‘Bullet’ humors crash obsessions of King, betrays 1960s spirit
By CRAIG OUTHIER
Get Out
“Riding the Bullet” feels very much like something based on a 30-page e-book that novelist Stephen King whipped up after suffering a near fatal car accident. It’s gloomy and under- plotted. It involves death and reckoning. And, most tellingly, it features several gratuitous scenes of pedestrians and animals getting creamed or almost creamed by passing cars.
As they say, write what you know.
To be fair, most of the writing was done — shoddily — by frequent King collaborator and mini-series maestro Mick Garris (TV’s “The Shining”). Set in 1969, “Bullet” tells the story of Alan Parker (Jonathan Jackson of “Tuck Everlasting”), a death-obsessed University of Maine art student who hitchhikes home Halloween night to be with his mother (“Beaches” babe Barbara Hershey), who has just suffered a stroke. Or a bad facelift, if Hershey’s strange, stretchy appearance is any indication.

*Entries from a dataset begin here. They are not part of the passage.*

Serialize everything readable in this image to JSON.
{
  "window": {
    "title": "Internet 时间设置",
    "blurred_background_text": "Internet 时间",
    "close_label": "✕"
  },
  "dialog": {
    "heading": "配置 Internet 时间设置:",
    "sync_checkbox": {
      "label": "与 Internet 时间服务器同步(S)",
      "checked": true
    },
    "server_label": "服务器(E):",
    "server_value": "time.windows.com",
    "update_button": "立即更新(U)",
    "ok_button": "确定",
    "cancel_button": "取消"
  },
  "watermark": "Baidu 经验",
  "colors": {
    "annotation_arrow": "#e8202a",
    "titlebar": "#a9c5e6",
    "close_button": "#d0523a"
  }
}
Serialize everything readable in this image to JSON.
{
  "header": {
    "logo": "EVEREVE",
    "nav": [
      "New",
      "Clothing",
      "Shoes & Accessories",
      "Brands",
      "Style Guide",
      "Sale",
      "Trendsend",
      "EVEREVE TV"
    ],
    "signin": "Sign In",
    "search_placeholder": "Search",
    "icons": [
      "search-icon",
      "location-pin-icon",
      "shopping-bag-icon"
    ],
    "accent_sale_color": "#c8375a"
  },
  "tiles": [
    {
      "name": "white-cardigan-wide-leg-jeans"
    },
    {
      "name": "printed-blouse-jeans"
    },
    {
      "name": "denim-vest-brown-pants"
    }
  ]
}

Early on, writer/director Garris reveals himself as something less than a stickler for detail when one of the characters casually drops a Cheech and Chong reference — this a full decade before the notorious pot-toking jesters released their first movie. Garris’ numb touch doesn’t end there; aside from Jackson’s greasy locks and wispy fu manchu, nothing about “Riding the Bullet” even begins to capture the grunginess and revolutionary essence of the late ’60s.
On the other hand, there’s quite a bit of pot-smoking going on — suggesting that many of Alan’s bizarre encounters on the highway are hallucinatory in nature. He gets chased by rednecks, mauled by wolves and has endless flashbacks relating to his dead father and that time at the amusement park when he chickened out at riding the big rollercoaster, dubbed “the Bullet.”

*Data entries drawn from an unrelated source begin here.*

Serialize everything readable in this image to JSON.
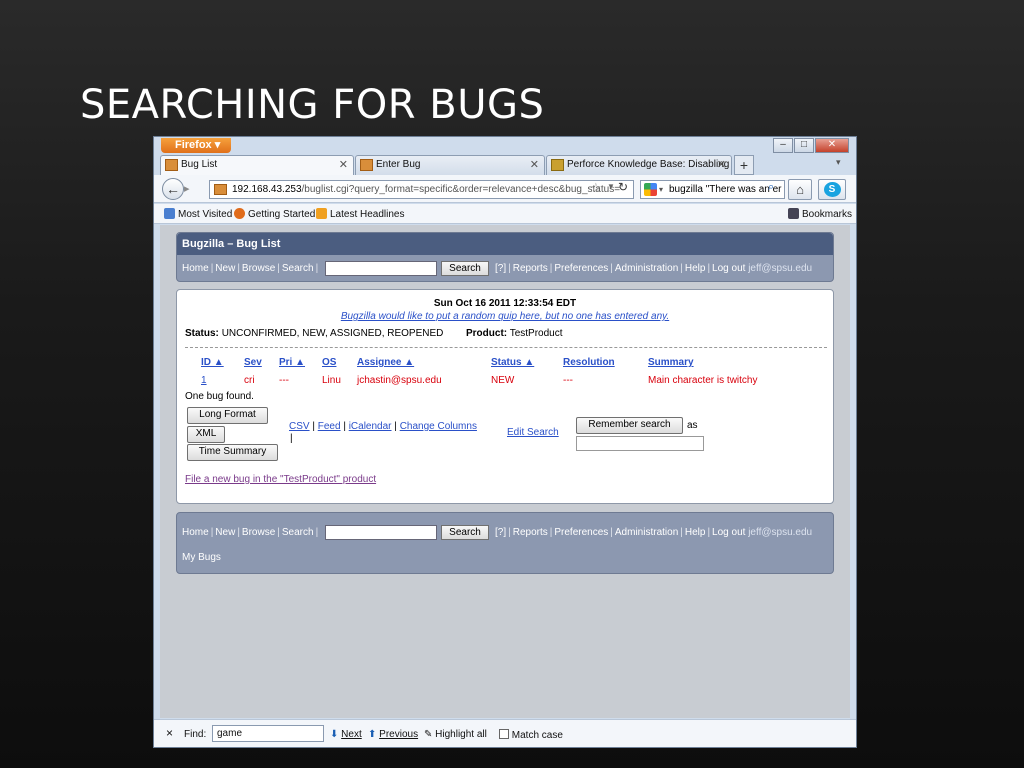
{
  "slide": {
    "title": "SEARCHING FOR BUGS"
  },
  "browser": {
    "menu_button": "Firefox",
    "window_controls": {
      "minimize": "–",
      "maximize": "□",
      "close": "✕"
    },
    "tabs": [
      {
        "label": "Bug List"
      },
      {
        "label": "Enter Bug"
      },
      {
        "label": "Perforce Knowledge Base: Disabling ..."
      }
    ],
    "new_tab": "+",
    "url_host": "192.168.43.253",
    "url_path": "/buglist.cgi?query_format=specific&order=relevance+desc&bug_status=",
    "search_value": "bugzilla \"There was an er",
    "bookmarks": [
      {
        "label": "Most Visited",
        "color": "#4a7fd0"
      },
      {
        "label": "Getting Started",
        "color": "#e06b1a"
      },
      {
        "label": "Latest Headlines",
        "color": "#f0a020"
      }
    ],
    "bookmarks_menu": "Bookmarks"
  },
  "bugzilla": {
    "page_title": "Bugzilla – Bug List",
    "nav_links": [
      "Home",
      "New",
      "Browse",
      "Search"
    ],
    "nav_links_right": [
      "[?]",
      "Reports",
      "Preferences",
      "Administration",
      "Help",
      "Log out"
    ],
    "user": "jeff@spsu.edu",
    "search_button": "Search",
    "timestamp": "Sun Oct 16 2011 12:33:54 EDT",
    "quip": "Bugzilla would like to put a random quip here, but no one has entered any.",
    "status_label": "Status:",
    "status_value": "UNCONFIRMED, NEW, ASSIGNED, REOPENED",
    "product_label": "Product:",
    "product_value": "TestProduct",
    "columns": [
      "ID ▲",
      "Sev",
      "Pri ▲",
      "OS",
      "Assignee ▲",
      "Status ▲",
      "Resolution",
      "Summary"
    ],
    "rows": [
      {
        "id": "1",
        "sev": "cri",
        "pri": "---",
        "os": "Linu",
        "assignee": "jchastin@spsu.edu",
        "status": "NEW",
        "resolution": "---",
        "summary": "Main character is twitchy"
      }
    ],
    "bug_count": "One bug found.",
    "buttons": {
      "long_format": "Long Format",
      "xml": "XML",
      "time_summary": "Time Summary",
      "remember": "Remember search"
    },
    "formats": [
      "CSV",
      "Feed",
      "iCalendar",
      "Change Columns"
    ],
    "format_sep": "|",
    "edit_search": "Edit Search",
    "as_label": "as",
    "file_new": "File a new bug in the \"TestProduct\" product",
    "my_bugs": "My Bugs"
  },
  "findbar": {
    "close": "×",
    "find_label": "Find:",
    "find_value": "game",
    "next": "Next",
    "previous": "Previous",
    "highlight": "Highlight all",
    "match_case": "Match case"
  }
}
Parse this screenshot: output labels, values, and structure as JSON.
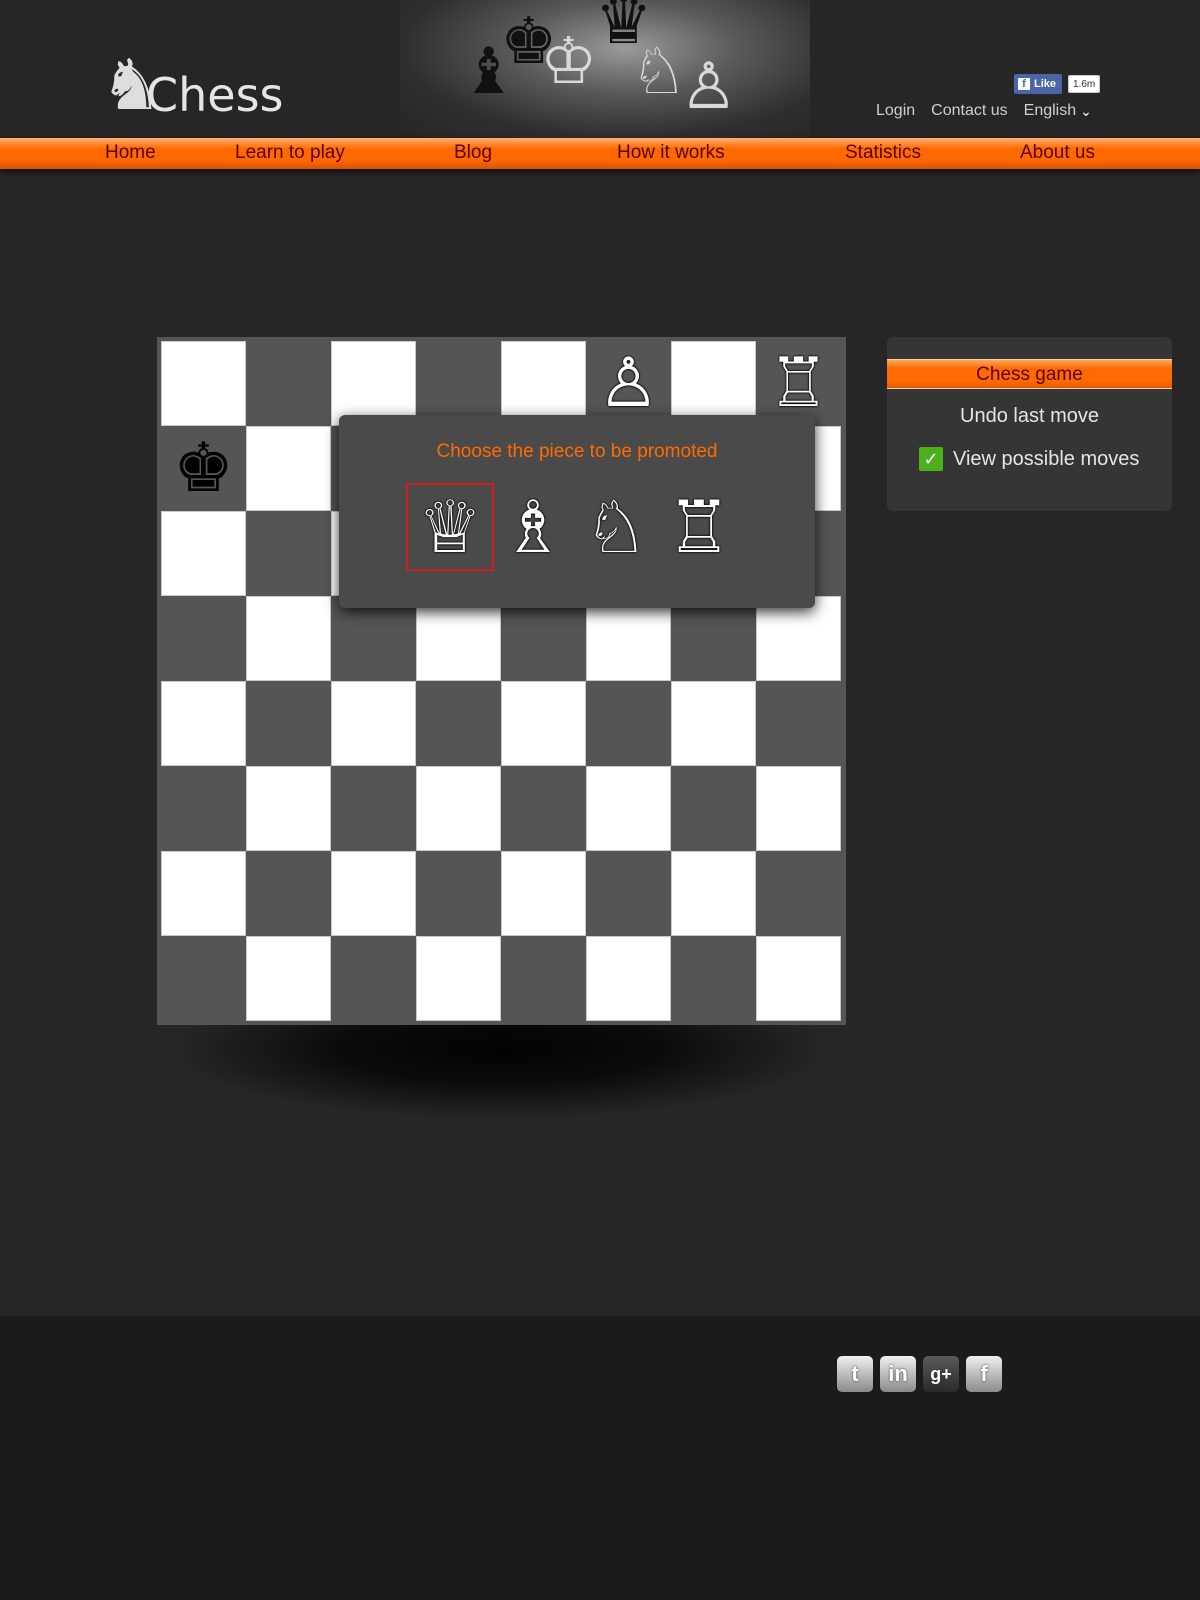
{
  "site": {
    "logo_text": "Chess"
  },
  "facebook": {
    "like_label": "Like",
    "count": "1.6m"
  },
  "toplinks": {
    "login": "Login",
    "contact": "Contact us",
    "language": "English"
  },
  "nav": [
    "Home",
    "Learn to play",
    "Blog",
    "How it works",
    "Statistics",
    "About us"
  ],
  "board": {
    "pieces": [
      {
        "square": "f8",
        "piece": "pawn",
        "color": "white"
      },
      {
        "square": "h8",
        "piece": "rook",
        "color": "white"
      },
      {
        "square": "a7",
        "piece": "king",
        "color": "black"
      }
    ]
  },
  "promotion": {
    "title": "Choose the piece to be promoted",
    "options": [
      "queen",
      "bishop",
      "knight",
      "rook"
    ],
    "selected": "queen"
  },
  "panel": {
    "title": "Chess game",
    "undo": "Undo last move",
    "view_moves": "View possible moves",
    "view_moves_checked": true
  },
  "footer": {
    "social": [
      "twitter-icon",
      "linkedin-icon",
      "google-plus-icon",
      "facebook-icon"
    ]
  },
  "colors": {
    "accent": "#ff6a00",
    "nav_text": "#5a0000",
    "dark_square": "#555555",
    "light_square": "#ffffff"
  }
}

Finally, he hitches a ride with a chain-smoking greaser (David Arquette) in a red muscle car who gives Alan an ultimatum he can’t refuse. “Fun is fun and done is done,” the greaser says, coining another of King’s baffling podunk catch phrases.
The biggest problem with “Riding the Bullet” is one of compression. Garris’ sense of pace is off; the movie moseys by at a miniseries clip, as if we had four more hours on Saturday and Sunday night to finish the fable. At the same time, there's very little meat to the story, aside the roadkill that Alan stumbles across during his journey.
As an episode of “Outer Limits,” it might have had promise, but as a feature-length movie, it must be consigned to the bottom of the King filmography. In this case, done is fun.